You’ll learn about different programming paradigms. In a computer science curriculum, you’d learn about the advantages of object-oriented programming. You probably wouldn’t learn about the disadvantages of OO, since that’s messy real world stuff, having to do with speed and program maintainability. Here, you’ll see ways to fiddle with Perl’s OO to make it messier or cleaner, whatever suits the application at hand. You’ll see how to insert a “source filter” into your program immediately before Perl begins lexical analysis—again, not something you’ll learn in a compiler class, but interesting if only for the fact that it’s necessary in the real world. In Using Other Languages from Perl, you’ll see how to have your program trigger the compilation of programs in other languages, enabling you to use C or Java or assembly language from Perl. Unclean, but incredibly useful.

As another example of the occasional divergence between clean computer science and the messy real world, you’ll learn about variable scope in Scoping; how it was done imperfectly in Perl 4, and how Perl 5 and 5.6 were able to improve Perl’s scoping behavior while maintaining backward compatibility.

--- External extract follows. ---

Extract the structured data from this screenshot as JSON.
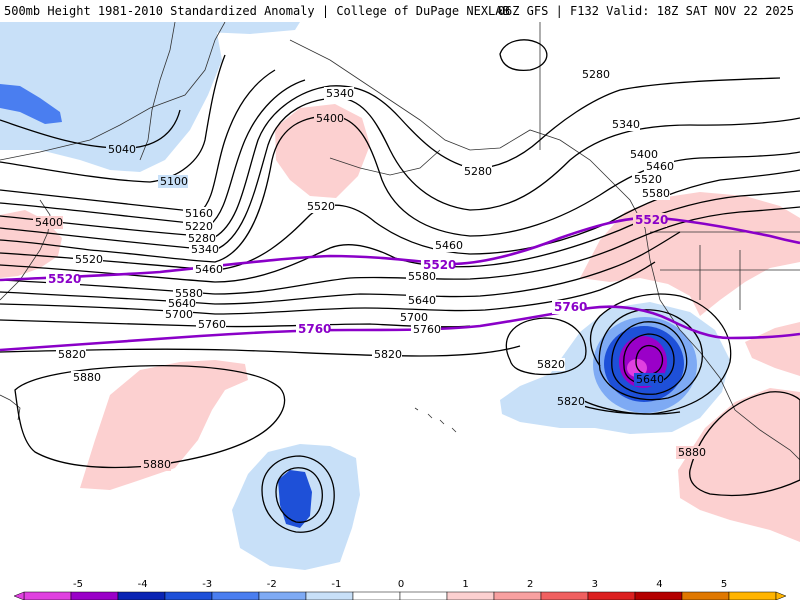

One final example: A class on theoretical computer science will teach you the difference between deterministic and nondeterministic finite automata, two abstractions used to explore computability. In Understanding Regular Expressions, Part I, you’ll learn why that difference directly impacts the speed of regular expressions in different languages—an understanding that enables you to see why a particular Perl regex takes hours to run, while a slight variant takes only a few seconds. That’s why understanding the underlying computer science can help Perl programmers function even better in the real world.